Dawson Ice Bridge Problems

Readers may recall that in the past couple of winters I've mentioned the odd reluctance of the Yukon River to freeze up properly at Dawson in the Yukon Territory.  This has created a problem for residents of West Dawson who in years past relied on an ice bridge for seasonal access to the main town on the east side of the river.

Perhaps not surprisingly, the same problem has occurred this winter, and efforts to stimulate ice growth across the stubbornly open channel were called to a halt last week.  Here are a couple of news articles on this winter's lack of success:

Here's a view from the webcam in Dawson a few days ago, looking out across the river; as in past winters, a narrow strip of open water is visible.

The lack of an ice bridge has been deemed sufficiently important that Canada's National Research Council looked into the issue last year, and a report was issued in October; it makes for very interesting reading.  The report discusses a variety of hypotheses about what may have caused the change, but there are no definitive conclusions; there may be multiple factors at play, some of which we've speculated about before on this blog (including good comments from readers).

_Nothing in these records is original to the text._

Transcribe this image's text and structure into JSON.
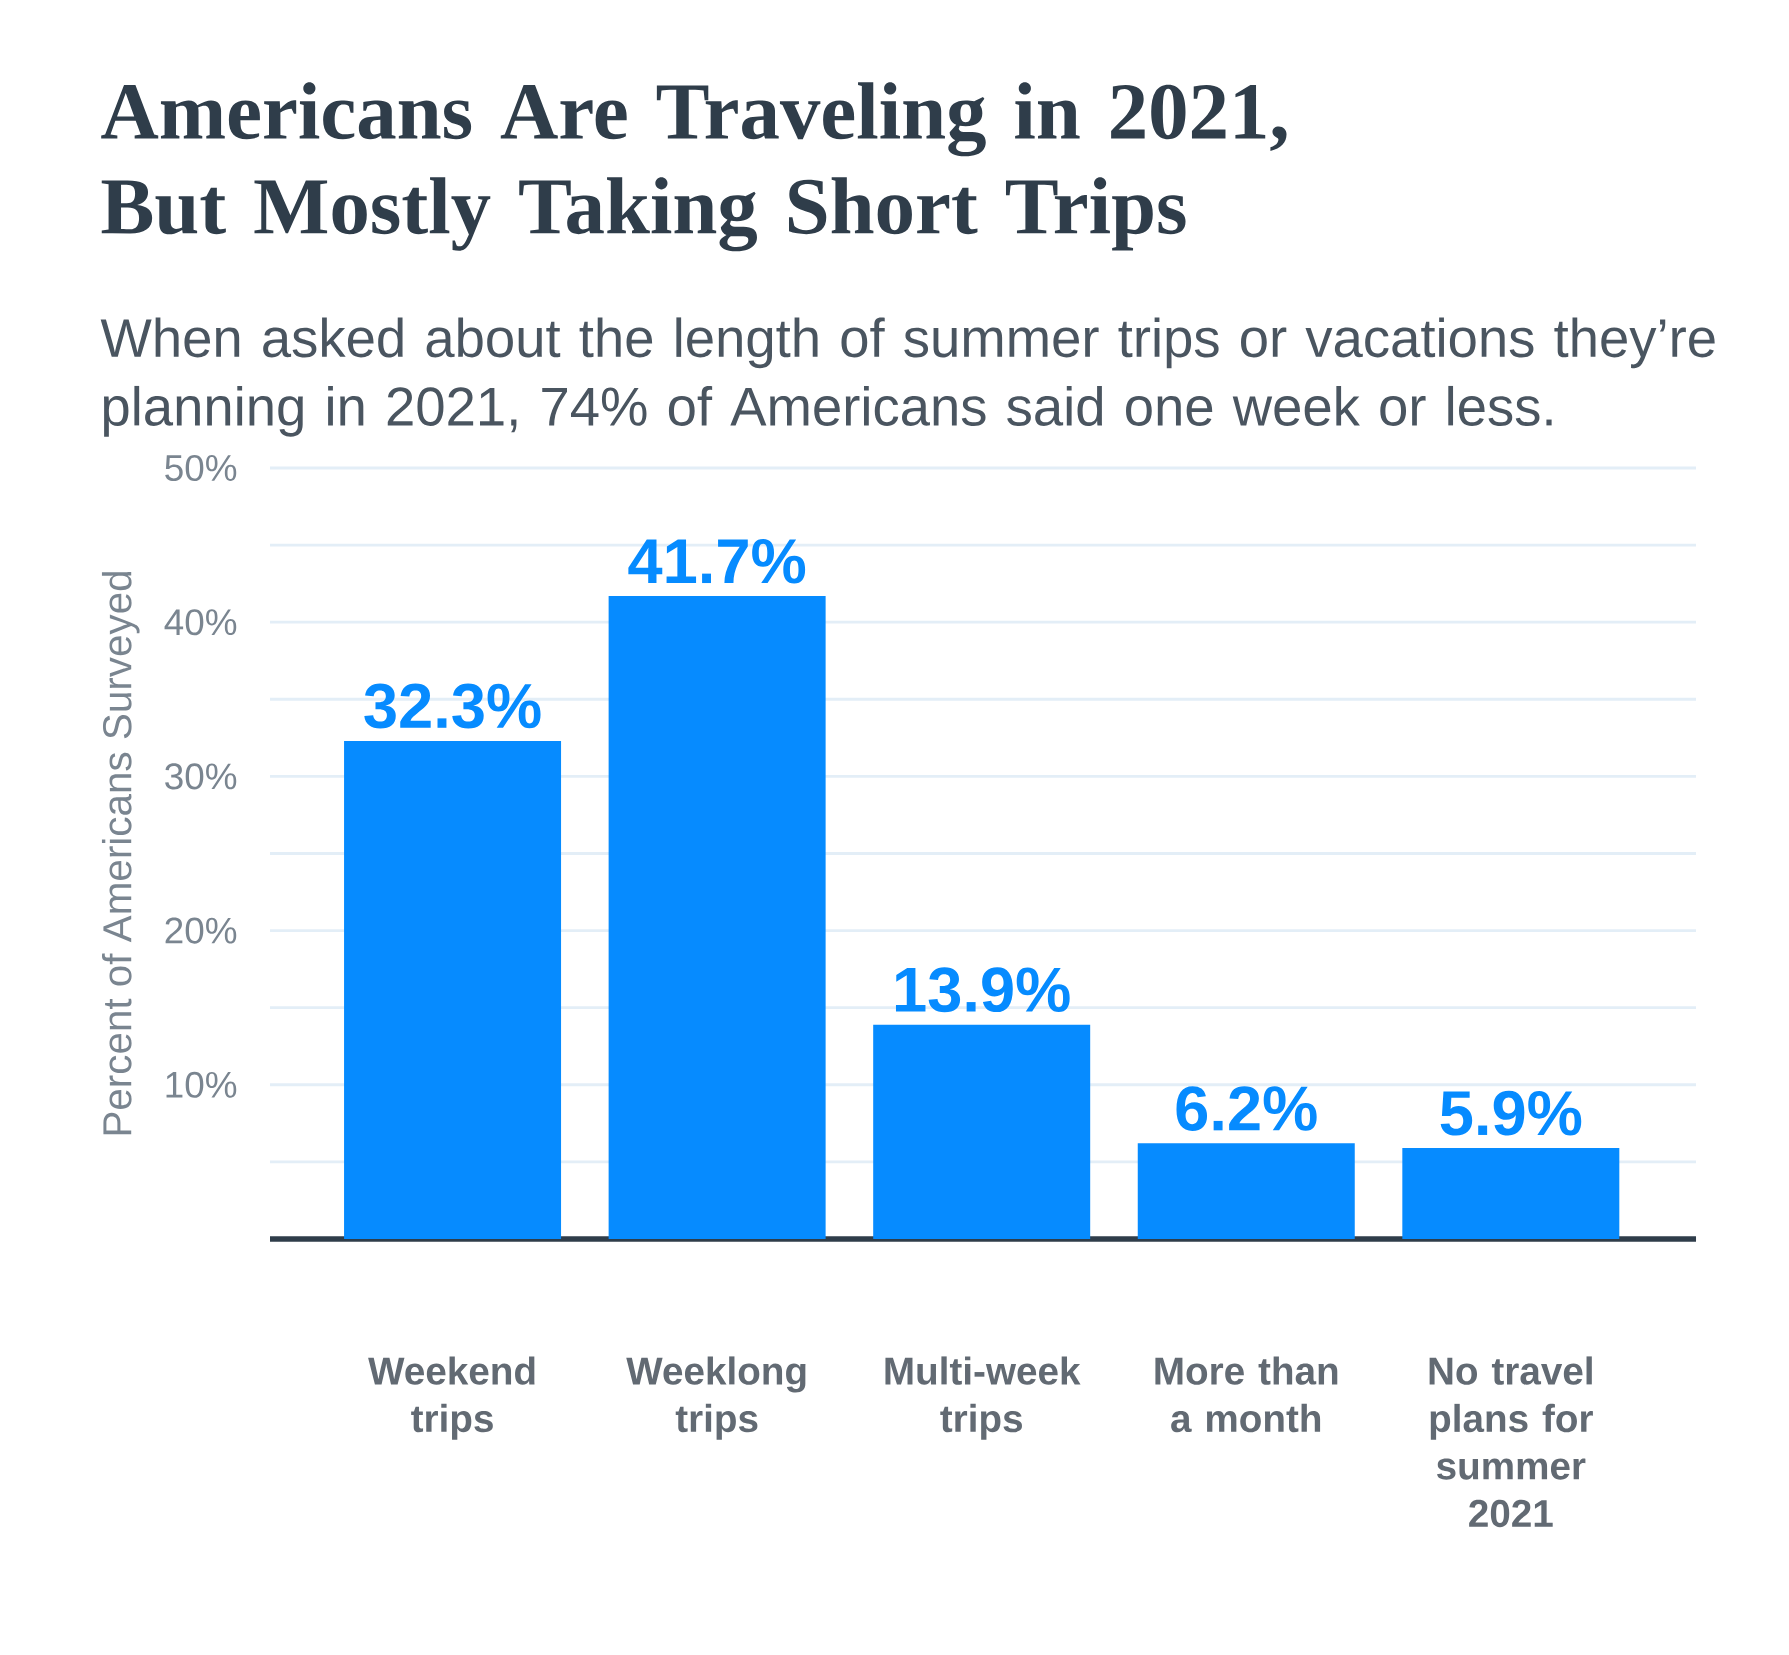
{
  "chart_data": {
    "type": "bar",
    "title": "Americans Are Traveling in 2021, But Mostly Taking Short Trips",
    "subtitle": "When asked about the length of summer trips or vacations they’re planning in 2021, 74% of Americans said one week or less.",
    "ylabel": "Percent of Americans Surveyed",
    "categories": [
      "Weekend trips",
      "Weeklong trips",
      "Multi-week trips",
      "More than a month",
      "No travel plans for summer 2021"
    ],
    "values": [
      32.3,
      41.7,
      13.9,
      6.2,
      5.9
    ],
    "value_labels": [
      "32.3%",
      "41.7%",
      "13.9%",
      "6.2%",
      "5.9%"
    ],
    "color": "#068bff",
    "ylim": [
      0,
      50
    ],
    "yticks": [
      {
        "value": 0,
        "label": null
      },
      {
        "value": 5,
        "label": null
      },
      {
        "value": 10,
        "label": "10%"
      },
      {
        "value": 15,
        "label": null
      },
      {
        "value": 20,
        "label": "20%"
      },
      {
        "value": 25,
        "label": null
      },
      {
        "value": 30,
        "label": "30%"
      },
      {
        "value": 35,
        "label": null
      },
      {
        "value": 40,
        "label": "40%"
      },
      {
        "value": 45,
        "label": null
      },
      {
        "value": 50,
        "label": "50%"
      }
    ],
    "grid": "y"
  }
}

As we've noted before, the change in ice conditions can't simply be pinned on warmer winter weather, because temperature data from Dawson doesn't show substantially warmer conditions in the winters when freeze-up failed.  The accumulated total of freezing degree days has been slightly lower this winter than the two-decade normal, but 2016-17 and 2017-18 were both near normal through this point in the season (see below).  Of course it is possible that ground and/or river water temperatures have risen, as noted in the NRC report.


  1. Hi Richard: One possibility might be changes in channel geometry. The Yukon is a glacial river and they are notorious for shifting channel conditions. If a large silt bar built up on the near side of the river, it might shift enough flow to the far bank to create a faster, deeper channel that doesn't freeze over. This happens some years on the Tanana River, making it potentially dangerous to use in the winter. Jon

    1. I agree, and I think that is the most likely explanation. It will be interesting to see if action is taken (e.g. dredging) to try to restore a more favorable channel profile.


    Recent sandbar in the middle river causing increased flow along the edge?